Agent Hints

Per-request serving hints for agentic workloads

View as Markdown

Agent hints are optional per-request metadata that a harness sends under nvext.agent_hints. Dynamo parses these hints in the frontend and passes them to the router and, where supported, backend runtimes.

Use hints only for serving-relevant intent. Use Agent Context for passive trace identity.

Request Schema

1{
2 "model": "my-model",
3 "messages": [
4 { "role": "user", "content": "Continue the report." }
5 ],
6 "nvext": {
7 "agent_hints": {
8 "priority": 5,
9 "osl": 1024,
10 "speculative_prefill": true
11 }
12 }
13}
HintDescription
priorityUnified request priority. Higher values move the request earlier in the router queue and are forwarded to backends that support priority scheduling or eviction.
oslExpected output sequence length in tokens.
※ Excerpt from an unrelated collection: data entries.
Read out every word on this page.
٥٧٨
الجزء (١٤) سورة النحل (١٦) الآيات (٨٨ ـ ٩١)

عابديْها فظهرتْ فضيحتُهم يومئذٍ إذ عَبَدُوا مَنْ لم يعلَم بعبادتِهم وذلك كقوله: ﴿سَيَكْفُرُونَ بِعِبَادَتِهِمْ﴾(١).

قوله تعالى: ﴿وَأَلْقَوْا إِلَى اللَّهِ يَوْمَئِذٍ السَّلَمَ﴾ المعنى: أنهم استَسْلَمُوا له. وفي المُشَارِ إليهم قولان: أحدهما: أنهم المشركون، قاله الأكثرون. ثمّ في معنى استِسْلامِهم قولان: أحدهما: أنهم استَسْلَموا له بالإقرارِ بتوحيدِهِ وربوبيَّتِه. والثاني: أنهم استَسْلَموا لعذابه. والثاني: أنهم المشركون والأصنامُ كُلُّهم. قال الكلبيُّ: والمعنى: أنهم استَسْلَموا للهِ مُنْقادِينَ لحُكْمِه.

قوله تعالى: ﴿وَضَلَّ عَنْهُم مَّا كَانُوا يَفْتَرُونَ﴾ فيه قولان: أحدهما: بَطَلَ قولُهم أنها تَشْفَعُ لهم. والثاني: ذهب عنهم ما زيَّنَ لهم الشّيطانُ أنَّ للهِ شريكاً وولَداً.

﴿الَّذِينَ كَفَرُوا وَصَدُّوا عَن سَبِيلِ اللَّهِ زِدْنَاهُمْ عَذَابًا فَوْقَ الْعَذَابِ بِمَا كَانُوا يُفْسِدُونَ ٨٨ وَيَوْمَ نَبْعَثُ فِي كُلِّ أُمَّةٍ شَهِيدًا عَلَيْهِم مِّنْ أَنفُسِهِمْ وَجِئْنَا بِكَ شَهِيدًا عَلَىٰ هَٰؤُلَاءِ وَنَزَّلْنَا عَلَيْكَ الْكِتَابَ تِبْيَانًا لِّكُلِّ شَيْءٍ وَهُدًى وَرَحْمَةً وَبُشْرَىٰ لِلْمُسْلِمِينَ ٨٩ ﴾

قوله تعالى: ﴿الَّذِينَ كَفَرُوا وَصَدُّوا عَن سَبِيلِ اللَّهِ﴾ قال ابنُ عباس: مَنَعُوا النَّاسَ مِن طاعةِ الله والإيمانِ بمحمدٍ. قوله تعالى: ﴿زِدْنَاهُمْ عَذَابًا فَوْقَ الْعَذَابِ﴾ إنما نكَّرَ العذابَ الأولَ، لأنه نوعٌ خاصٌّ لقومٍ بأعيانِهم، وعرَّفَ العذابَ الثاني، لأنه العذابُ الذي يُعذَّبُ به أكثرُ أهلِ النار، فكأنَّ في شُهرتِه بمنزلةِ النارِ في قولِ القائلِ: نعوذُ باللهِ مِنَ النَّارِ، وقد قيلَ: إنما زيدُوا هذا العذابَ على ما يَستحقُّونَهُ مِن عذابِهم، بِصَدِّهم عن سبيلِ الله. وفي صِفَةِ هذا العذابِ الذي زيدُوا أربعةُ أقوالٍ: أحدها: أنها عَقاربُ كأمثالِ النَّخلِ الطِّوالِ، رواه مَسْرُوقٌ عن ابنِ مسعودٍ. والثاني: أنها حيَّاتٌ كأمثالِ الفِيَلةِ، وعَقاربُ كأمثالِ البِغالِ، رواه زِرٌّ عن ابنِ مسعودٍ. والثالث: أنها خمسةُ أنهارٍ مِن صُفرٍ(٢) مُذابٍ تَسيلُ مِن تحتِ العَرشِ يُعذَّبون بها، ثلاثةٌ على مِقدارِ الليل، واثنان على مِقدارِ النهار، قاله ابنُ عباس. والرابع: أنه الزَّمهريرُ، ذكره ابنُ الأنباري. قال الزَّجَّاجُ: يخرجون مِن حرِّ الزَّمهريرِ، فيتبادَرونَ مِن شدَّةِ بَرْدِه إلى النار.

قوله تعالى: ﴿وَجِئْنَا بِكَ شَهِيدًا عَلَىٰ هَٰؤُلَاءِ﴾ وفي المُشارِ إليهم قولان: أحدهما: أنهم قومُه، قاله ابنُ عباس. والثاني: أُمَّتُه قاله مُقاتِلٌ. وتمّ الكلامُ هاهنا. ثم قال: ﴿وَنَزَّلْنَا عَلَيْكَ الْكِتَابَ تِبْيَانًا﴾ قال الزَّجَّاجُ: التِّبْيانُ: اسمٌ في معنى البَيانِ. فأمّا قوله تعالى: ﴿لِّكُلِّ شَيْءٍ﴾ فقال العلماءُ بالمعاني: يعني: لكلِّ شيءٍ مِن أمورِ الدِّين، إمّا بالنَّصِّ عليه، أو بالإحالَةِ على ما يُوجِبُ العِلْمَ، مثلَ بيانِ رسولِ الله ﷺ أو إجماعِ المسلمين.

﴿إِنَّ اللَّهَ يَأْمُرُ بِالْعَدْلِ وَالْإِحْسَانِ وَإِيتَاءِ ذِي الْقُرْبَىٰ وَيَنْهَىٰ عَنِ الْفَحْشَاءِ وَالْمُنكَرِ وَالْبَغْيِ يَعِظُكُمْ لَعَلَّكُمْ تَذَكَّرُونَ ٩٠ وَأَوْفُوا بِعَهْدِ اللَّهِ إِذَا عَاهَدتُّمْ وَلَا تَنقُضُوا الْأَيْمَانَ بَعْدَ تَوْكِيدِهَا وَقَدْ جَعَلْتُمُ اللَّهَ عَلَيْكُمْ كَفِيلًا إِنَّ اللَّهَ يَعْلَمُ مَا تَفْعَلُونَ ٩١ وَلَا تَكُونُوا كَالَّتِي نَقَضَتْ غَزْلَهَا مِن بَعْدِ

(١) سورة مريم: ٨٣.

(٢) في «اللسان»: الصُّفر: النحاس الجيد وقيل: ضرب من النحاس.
Used by the router for output block tracking and load-balancing accuracy when --router-track-output-blocks is enabled.
speculative_prefillWhen true, Dynamo can prefill the predicted next-turn prefix after the current turn completes to warm the KV cache for the next request.

Request Flow

The frontend parses nvext.agent_hints, the router uses hints for queueing and worker selection, and supported backends use forwarded hints for engine-level scheduling and cache policy.

Backend Support

Backend support is runtime-specific. For SGLang flags and behavior, see SGLang for Agentic Workloads.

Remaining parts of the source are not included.